Le ciel s’oronge, pommelé d’or et d’orange. Le ciel s’orage, les éclairs horizontaux, au ras des vagues, irradient de bleu les flancs de montagne. Déjà, une trombe s’avance, happant les flots. Non loin de là, la foudre s’abat, la terre tremule . Les vitres de la grande galerie cliquetent et s’etoilent en écho aux coups de tonnerre. De gigantesques grognements mugissent à pierre fendre,d’infernales rodomontades emplissent les voûtes célestes. La charpente craque comme coquille de noix sous les assauts d’Eole. Le vent, coléreux se rue à la charge des solives,hurle et zonzone. Le palmier royal balance tel un plumeau détrempé résistant aux coups de boutoirs des avalasses. La mer moutonne, l’eau mousse sous la varangue, les embruns charrient une écume verdâtre. Pendant ce temps, sous les pales poussives des plafonniers, les moustiques tigre susurent et serinent leur sereine sérénade. Le temps est liquide. Une touffeur innommable s’appesantit aux épaules. La sueur s’insinue le long de l’échine,me faisant malgré moi, frissonner. Recroquevillée en haut de l’escalier, jupe relevée à mi_cuisses, jambes repliées sous moi, j’attends et j’espère la fin du météore. Là, tout est calme. L’océan embrasse en longs baisers ourles les bancs de sable réformes. Trempée,les pieds nus, je foule la grève,marchant cap à l’ouest, vers un improbable nadir.
Ce texte poétique montre bien qu’il y a plusieurs façons de décrire les choses : par des images ou par des mots.
A mon avis les mots transmettent des sensations que l’image ne peut faire.
J’ai été le témoin de nombreux orages dans ma vie et j’ai retrouvé dans ce texte les ressentis in vivo. Je suis encore en sueur à la fin de ma lecture…
Et tout cela est décrit avec un vocabulaire riche et varié. Que de mots nouveaux qu’hélas je ne pourrais pas retenir…
Pourquoi employer ce néologisme : « Le ciel s’oronge » et non « Le ciel s’orange » ?
Est-ce une référence à l’Amanite des Césars, ou Oronge ?
Qu’importe, le poète est le seul maître dans son œuvre !
Il est incontestable qu’à te lire on s’enrichit !
D’abord d’une beauté supplémentaire, j’ai eu l’impression de parcourir un tableau sombre, où les colères se conjuguent du ciel et de l’eau, à l’assaut de la montagne et d’une maison fragile. Ensuite de la richesse de tout ce vocabulaire, souvent inconnu de moi.
Je garde l’image du “palmier royal (qui) balance tel un plumeau détrempé résistant aux coups de boutoirs des avalasses”, et parmi les allitérations je retiens “les moustiques tigre susurrent et serinent leur sereine sérénade”. Une sérénité qu’hélas on ne partage pas ! J’entends leur ballet obsédant !
Un très beau texte sonore, tout de chaleur et de violence.
Ah ! un régal de vocabulaire pour moi aussi : des avalasses et des varangues, j’en redemande ! Attention toutefois à ne pas en abuser ce qui amènerait à frôler une certaine affectation.

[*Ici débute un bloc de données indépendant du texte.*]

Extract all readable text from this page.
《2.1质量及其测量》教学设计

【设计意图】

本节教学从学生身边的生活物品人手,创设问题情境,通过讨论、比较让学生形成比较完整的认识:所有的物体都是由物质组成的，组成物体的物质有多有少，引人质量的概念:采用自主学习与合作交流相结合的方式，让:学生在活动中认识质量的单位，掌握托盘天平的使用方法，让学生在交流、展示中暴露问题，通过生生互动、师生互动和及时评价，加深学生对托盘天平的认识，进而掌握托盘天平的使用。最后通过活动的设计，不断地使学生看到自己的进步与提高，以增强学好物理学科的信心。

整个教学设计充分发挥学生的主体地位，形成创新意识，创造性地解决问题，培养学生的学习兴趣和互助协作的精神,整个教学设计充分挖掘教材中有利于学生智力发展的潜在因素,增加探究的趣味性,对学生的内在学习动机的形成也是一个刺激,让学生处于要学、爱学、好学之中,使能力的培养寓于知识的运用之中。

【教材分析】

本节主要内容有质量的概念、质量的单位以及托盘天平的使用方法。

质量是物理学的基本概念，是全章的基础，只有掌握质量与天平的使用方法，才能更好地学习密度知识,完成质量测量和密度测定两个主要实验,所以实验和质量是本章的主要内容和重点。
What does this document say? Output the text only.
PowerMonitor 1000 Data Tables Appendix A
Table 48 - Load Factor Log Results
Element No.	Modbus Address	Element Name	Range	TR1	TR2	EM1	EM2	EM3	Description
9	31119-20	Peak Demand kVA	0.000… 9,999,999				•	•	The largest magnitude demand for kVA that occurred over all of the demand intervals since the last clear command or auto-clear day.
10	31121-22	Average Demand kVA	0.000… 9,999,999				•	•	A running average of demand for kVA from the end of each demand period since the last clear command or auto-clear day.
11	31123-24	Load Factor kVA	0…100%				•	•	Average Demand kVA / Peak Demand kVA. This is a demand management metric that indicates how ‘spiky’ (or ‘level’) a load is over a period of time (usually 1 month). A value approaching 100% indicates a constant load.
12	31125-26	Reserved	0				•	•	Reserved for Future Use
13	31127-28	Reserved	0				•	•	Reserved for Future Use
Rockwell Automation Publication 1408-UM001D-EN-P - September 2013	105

Oui, je ressens tout à fait cet orage tropical et, comme aurait dit notre Labuse, cher disparu, je m’autorise « une petite génuflexion » pour ce ciel pommelé d’or et d’orange, rien que cela aurait suffit à mon bonheur de lecture ! Le temps est liquide m’a lui aussi transporté, happé derrière ce torrent de pluie chaude.
J’ai enfin aimé cet apaisement final où l’on se retrouve sur la grève comme au premier matin du monde et où je m’attends à voir la statue de la liberté émerger des sables (La planète des singes) !
https://projecteurtv.com/wp-content/uploads/2022/01/La-Planete-des-Singes-Plan-final-du-film.jpg
Alors, merci pour ce moment « torride ». Mais je voudrais toutefois émettre quelques remarques qui n’engagent que moi et qui, me semble-t-il, pourraient améliorer la fluidité du texte.
Les accents et la ponctuation mériteraient une petite relecture.
À ne pas prendre comme des vérités mais comme des impressions personnelles : il me semble que le texte pourrait être un peu élagué pour donner davantage d’impact à certaines phrases, à certaines images. Par exemple, j’écrirais bien : « Je foule la grève, cap à l’ouest, … », ou encore « Le palmier royal (se) balance, plumeau détrempé résistant aux boutoirs des avalasses », ou bien « Les vitres de la grande galerie cliquètent d’étoiles en écho au tonnerre », et encore des trucs comme ça par ci par là qui alourdissent un peu les phrases (Non loin de là … Pendant ce temps). Encore une fois, tout cela n’est que mon ressenti.